The bulls of the British housing market have run their course. According to the HBOS house price index, almost a decade of house price rises have seen the average home add a staggering £100,000 to its value. But this was the year when the pessimists finally outnumbered the optimists.
While many analysts predict that prices will fall by two per cent next year, especially in the South, no one can seem to agree on the extent of the fall. Among the most bearish projections was from research group Capital Economics, which predicts a drop of up to 20 per cent.
But it's not all doom and gloom for those wishing to sell in the New Year. The Bank of England's decision this month to hold interest rates level for the fourth month in a row, at 4.75 per cent, may help soften the blow.
The estate agents FPDSavills estimate that house prices will grow modestly, at two per cent, next year. Charcol, the mortgage broker, estimates that prices will rise by four per cent. The Council of Mortgage Lenders predicts the same figure. Nonetheless, the Royal Institution of Chartered Surveyors reports that more of its members are seeing house price falls than price rises.
The truth is, as ever, more complex than the raw predictions can show. There is no such thing as a single UK property market. Instead, there are thousands of smaller markets, and prices can vary not only from borough to borough but from street to street.
This year, prices rose fastest in the English regions and in Wales - albeit from a low starting-point. Richard Donnell, head of residential research at FPDSavills, says that while prices in London have grown by 150 per cent in the last six to seven years, in parts of the North that has been compressed into just three years. "We are actually most optimistic on the outlook for London and the South-east, and the least optimistic for the North."
Much of this comes down to affordability - the percentage of income home buyers have to pay for their mortgages. Stories of key workers and first-time buyers being priced out of the market tend to focus on London and surrounding areas, but affordability is actually worse in some of the regions, because salaries are generally lower.
All property market watchers are now talking about a return to "fundamental values". In London and the South-east, there has been enough negative press already to bring prices closer to these levels. In the regions, some of the more overpriced homes could well see sharp falls next year.
These messages of a downturn appear not to have reached certain sellers, however. This month, Yorkshire Bank found that more than 53 per cent of sellers in the North and 60 per cent in the Midlands expect house prices to rise. They are also the least likely to accept an offer under the asking price to secure a quick sale, whereas southerners are happier - or more realistic - to settle for a lower offer.
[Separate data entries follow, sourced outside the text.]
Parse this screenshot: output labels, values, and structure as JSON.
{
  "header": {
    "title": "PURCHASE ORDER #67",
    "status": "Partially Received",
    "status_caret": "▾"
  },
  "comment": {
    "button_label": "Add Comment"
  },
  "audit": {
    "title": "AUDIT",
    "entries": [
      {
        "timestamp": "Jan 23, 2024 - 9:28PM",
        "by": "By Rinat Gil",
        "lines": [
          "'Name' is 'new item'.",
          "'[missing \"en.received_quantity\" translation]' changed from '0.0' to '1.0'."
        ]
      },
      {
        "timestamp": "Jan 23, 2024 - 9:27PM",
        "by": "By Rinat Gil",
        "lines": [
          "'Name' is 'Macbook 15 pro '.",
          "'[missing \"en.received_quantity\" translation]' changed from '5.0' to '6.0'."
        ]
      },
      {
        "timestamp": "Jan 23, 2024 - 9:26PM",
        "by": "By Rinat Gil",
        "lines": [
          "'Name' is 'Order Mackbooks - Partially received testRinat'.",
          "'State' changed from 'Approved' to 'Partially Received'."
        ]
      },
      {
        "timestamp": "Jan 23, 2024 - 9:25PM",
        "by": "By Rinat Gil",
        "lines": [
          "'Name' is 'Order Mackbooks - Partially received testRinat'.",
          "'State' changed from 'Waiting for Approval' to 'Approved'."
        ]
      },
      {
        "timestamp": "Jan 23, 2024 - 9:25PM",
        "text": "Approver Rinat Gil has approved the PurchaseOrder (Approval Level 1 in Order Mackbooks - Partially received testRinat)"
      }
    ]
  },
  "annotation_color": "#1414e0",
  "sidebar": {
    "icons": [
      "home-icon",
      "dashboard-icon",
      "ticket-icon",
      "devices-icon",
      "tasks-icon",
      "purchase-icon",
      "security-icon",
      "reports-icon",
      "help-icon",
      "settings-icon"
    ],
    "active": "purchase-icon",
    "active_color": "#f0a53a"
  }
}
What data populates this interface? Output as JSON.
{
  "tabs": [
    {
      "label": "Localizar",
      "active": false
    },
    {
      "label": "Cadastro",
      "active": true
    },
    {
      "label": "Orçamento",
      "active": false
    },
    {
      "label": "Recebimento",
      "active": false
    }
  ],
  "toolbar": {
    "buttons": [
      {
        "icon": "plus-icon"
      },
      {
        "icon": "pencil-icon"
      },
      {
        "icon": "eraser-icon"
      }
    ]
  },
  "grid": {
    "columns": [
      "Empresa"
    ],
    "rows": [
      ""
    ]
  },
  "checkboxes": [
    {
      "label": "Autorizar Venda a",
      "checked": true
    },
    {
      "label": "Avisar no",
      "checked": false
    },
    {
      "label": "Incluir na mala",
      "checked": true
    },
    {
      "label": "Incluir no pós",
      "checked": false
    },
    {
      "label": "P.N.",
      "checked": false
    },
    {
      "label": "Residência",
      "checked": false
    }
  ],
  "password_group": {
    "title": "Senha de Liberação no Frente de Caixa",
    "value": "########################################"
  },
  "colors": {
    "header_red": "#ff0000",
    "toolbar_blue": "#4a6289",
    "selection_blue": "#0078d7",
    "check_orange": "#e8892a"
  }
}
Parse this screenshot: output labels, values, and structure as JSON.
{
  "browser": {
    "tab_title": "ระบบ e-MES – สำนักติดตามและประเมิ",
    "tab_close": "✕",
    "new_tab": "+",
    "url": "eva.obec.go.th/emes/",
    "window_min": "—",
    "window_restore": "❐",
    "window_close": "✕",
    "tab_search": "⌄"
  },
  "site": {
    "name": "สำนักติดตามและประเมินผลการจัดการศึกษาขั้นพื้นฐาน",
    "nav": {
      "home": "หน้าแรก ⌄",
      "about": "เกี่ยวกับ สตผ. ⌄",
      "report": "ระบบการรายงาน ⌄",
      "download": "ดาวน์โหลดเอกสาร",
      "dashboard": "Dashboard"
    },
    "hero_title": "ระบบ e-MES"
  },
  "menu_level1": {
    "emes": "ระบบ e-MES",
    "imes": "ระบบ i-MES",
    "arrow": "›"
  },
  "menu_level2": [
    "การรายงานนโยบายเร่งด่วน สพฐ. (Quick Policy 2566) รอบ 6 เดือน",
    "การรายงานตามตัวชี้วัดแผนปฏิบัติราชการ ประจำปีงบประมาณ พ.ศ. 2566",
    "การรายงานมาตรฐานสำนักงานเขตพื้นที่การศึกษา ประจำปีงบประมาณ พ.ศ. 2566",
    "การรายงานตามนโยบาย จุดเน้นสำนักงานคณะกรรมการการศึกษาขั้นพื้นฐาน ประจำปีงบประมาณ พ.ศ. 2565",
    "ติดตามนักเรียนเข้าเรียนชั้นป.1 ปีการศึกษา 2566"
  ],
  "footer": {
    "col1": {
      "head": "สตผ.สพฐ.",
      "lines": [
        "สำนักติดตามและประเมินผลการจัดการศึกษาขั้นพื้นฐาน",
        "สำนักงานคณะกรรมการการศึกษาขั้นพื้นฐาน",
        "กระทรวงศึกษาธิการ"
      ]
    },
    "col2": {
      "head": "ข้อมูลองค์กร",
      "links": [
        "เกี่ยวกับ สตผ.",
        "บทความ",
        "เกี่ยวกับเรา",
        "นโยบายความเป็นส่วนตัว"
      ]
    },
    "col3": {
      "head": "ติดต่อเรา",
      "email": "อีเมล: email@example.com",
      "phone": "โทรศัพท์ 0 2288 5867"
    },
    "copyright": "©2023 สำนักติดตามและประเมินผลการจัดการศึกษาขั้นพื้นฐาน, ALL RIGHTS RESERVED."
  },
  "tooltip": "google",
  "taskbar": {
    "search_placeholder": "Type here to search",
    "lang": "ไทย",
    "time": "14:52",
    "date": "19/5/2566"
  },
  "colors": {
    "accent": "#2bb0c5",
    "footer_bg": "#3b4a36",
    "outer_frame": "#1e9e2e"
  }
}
So when will the market bounce back? Ray Boulger, of the mortgage broker Charcol, suggests that property values could fall by as much as two per cent early in the year, but "by the second quarter, most of the softness in the market will have gone, and we will see significant upward movement".
The first reason for this expected autumnal flurry of activity is interest rates. Long-term inter-bank interest rates have already started to fall, and the Bank of England is predicted to cut its base rate back to 4.50 or even 4.25 per cent in the latter half of 2005.
The other factor is supply: there are simply fewer properties on the market than there were during the last housing boom. In the late 1980s 14 per cent of properties changed hands. Today the figure is closer to eight per cent.
As ever, prices will perform best in those parts of the market where supply is tightest. Brits still favour traditional period terraces, and good-quality family homes outperform the rest of the market because there is a shortage of these. FPDSavills also projects that the prime London market - for properties over £1m - will outshine other sectors, after several years of negligible growth. New-build properties, especially flats, may not sell as well and developers will be open to negotiation and continue to offer sweeteners to get buyers on board.
As the market tightens, buyers are likely to be less tolerant of poor-quality properties. Prospective sellers should act now to fix obvious defects as poor maintenance will put off buyers who are already stretched by higher mortgage payments and deposits. And owners should be wary of spending money on extensions: they might not make their money back.
"Estate agents say that you never want to have the most expensive property on the street," says Charcol's Ray Boulger. "So do not extend so that your property is more expensive than those around it." That will hold true, whether the market goes up, or heads down.